I find more and more opportunities for labor-barter. A pair of our neighbors live in a house they built themselves, quite similar in design to the house I am planning to build. Think of the grief I could avoid by simply picking their brains about all the right questions to ask, and all the things they see clearly in hindsight! Is that not a valuable consulting service? I walked all around, under and over their house, tape measure in hand, asking every question I could think of. Their house is raised on a rather high foundation of pressure-treated posts -- high enough for extensive storage underneath, and also, alas, for a bit of vibration inside. To demonstrate this, she suggested he turn the washing machine, which lived upstairs, on the spin cycle -- and we experienced a gentle swishing vibration, just enough to faintly disturb the end of a three-foot radio antenna. I allowed as how I could live with that.

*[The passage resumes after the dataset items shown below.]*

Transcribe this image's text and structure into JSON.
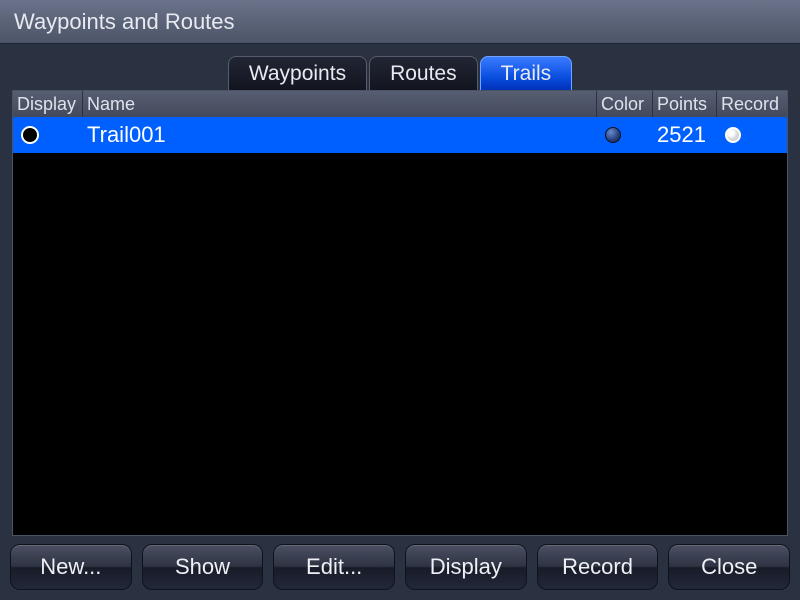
{
  "window": {
    "title": "Waypoints and Routes"
  },
  "tabs": [
    {
      "label": "Waypoints",
      "active": false
    },
    {
      "label": "Routes",
      "active": false
    },
    {
      "label": "Trails",
      "active": true
    }
  ],
  "columns": {
    "display": "Display",
    "name": "Name",
    "color": "Color",
    "points": "Points",
    "record": "Record"
  },
  "rows": [
    {
      "display": false,
      "name": "Trail001",
      "color": "#2b4680",
      "points": "2521",
      "record": true,
      "selected": true
    }
  ],
  "buttons": {
    "new": "New...",
    "show": "Show",
    "edit": "Edit...",
    "display": "Display",
    "record": "Record",
    "close": "Close"
  }
}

These neighbors, meanwhile, have just packed off their daughter to her first year away at college. They would dearly love to communicate with her via this great new thing called "email", if only they could figure out how. How much would it cost, on the anonymous market, to get a consultant in to set that up? On an hourly basis? How much equipment would they have to buy? But I said I'd gladly go down there and set it up. (It turns out that they own an Apple IIc -- rather old, but still serviceable for email, I believe. If anyone out there can give me a lead on communications software for that machine, please join the friendly exchange network, and drop me a note!)
I recall learning the theoretical point in economics about how the value of a thing equals the amount of labor that is saved by having the thing. I remember turning that over and over in my head, trying to make sense of it. The principle seems hard to grasp -- until one sees it demonstrated.

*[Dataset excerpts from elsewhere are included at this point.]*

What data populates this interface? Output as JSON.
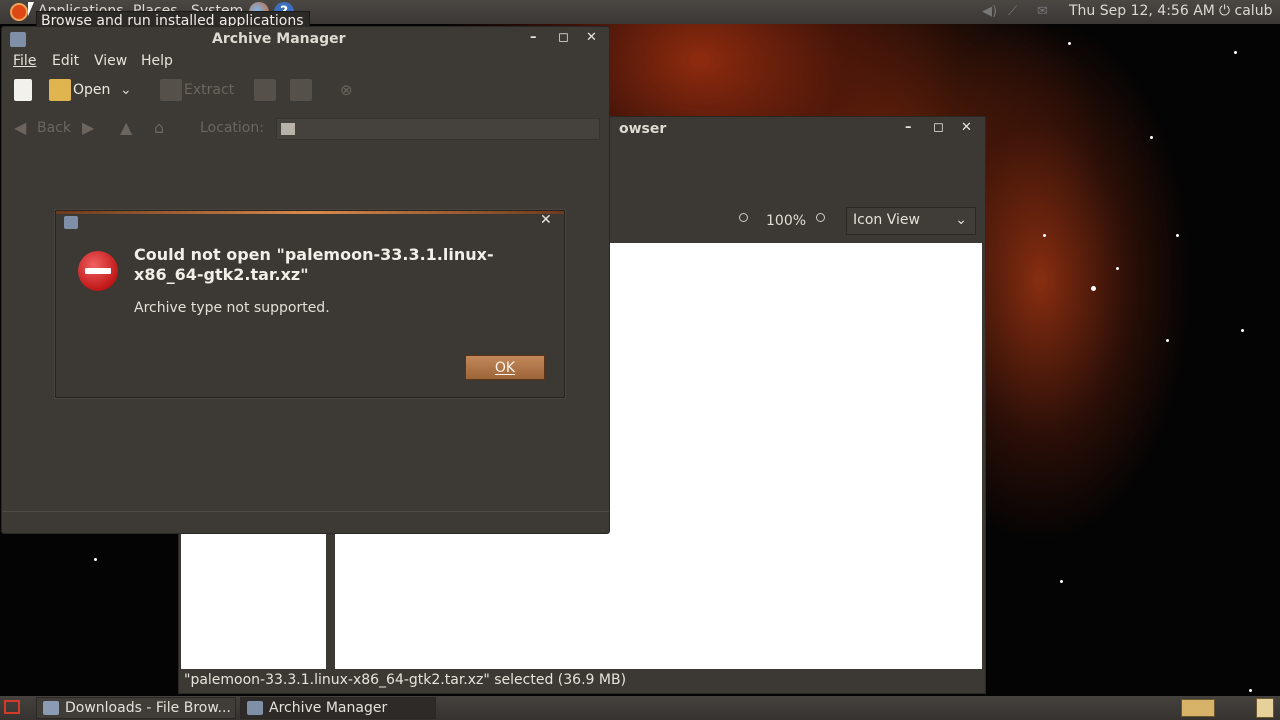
{
  "top_panel": {
    "menus": [
      "Applications",
      "Places",
      "System"
    ],
    "tooltip": "Browse and run installed applications",
    "clock": "Thu Sep 12,  4:56 AM",
    "user": "calub"
  },
  "file_browser": {
    "title": "owser",
    "zoom_level": "100%",
    "view_mode": "Icon View",
    "status": "\"palemoon-33.3.1.linux-x86_64-gtk2.tar.xz\" selected (36.9 MB)"
  },
  "archive_manager": {
    "title": "Archive Manager",
    "menu": [
      "File",
      "Edit",
      "View",
      "Help"
    ],
    "toolbar": {
      "open_label": "Open",
      "extract_label": "Extract"
    },
    "nav": {
      "back_label": "Back",
      "location_label": "Location:"
    }
  },
  "dialog": {
    "heading": "Could not open \"palemoon-33.3.1.linux-x86_64-gtk2.tar.xz\"",
    "message": "Archive type not supported.",
    "ok_label": "OK"
  },
  "taskbar": {
    "tasks": [
      "Downloads - File Brow...",
      "Archive Manager"
    ]
  },
  "icons": {
    "error": "error-stop-icon",
    "ubuntu": "ubuntu-logo-icon",
    "firefox": "firefox-icon",
    "help": "help-icon"
  },
  "colors": {
    "accent": "#c2885a",
    "panel": "#3a3734",
    "error": "#c01818"
  }
}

Why is it, I wonder, that friendly exchanges of this sort seem identified with folksy country living -- unheard of in the big tough city? That isn't entirely true, of course. People in cities do help each other out (despite stereotypes) and good, sensible barter exchanges do take place. However, I do think it's fair to say that city dwellers have more of a tendency to think in terms of billable hours and opportunity costs -- and I think I know why.
It's because the cost of living is higher, in cities -- and I mean that in the most literal way. The amount of wealth that must be exchanged for access to the earth, which we all need to live - - the rent, in other words, the cost of one's right to live -- is higher there. High rents force city dwellers to place a higher priority on efficiency. In the country, closer to the margin, it takes more labor to make a living -- but our right to live costs less. That gives us the luxury of being able to place more emphasis on the quality of the transactions themselves. Economic relations, then, become less like cold, anonymous business and more a part of daily life, friendship and fun.
No, it's not always so idyllic, of course. This, like every fact in economics, is a matter of tendency and degree. I am very glad, though, for the opportunity to exchange expertise, and green chile peppers, with neighbors. And I think that a wider awareness of such pleasures might just lead people to seek ways to lower the cost of their right to live.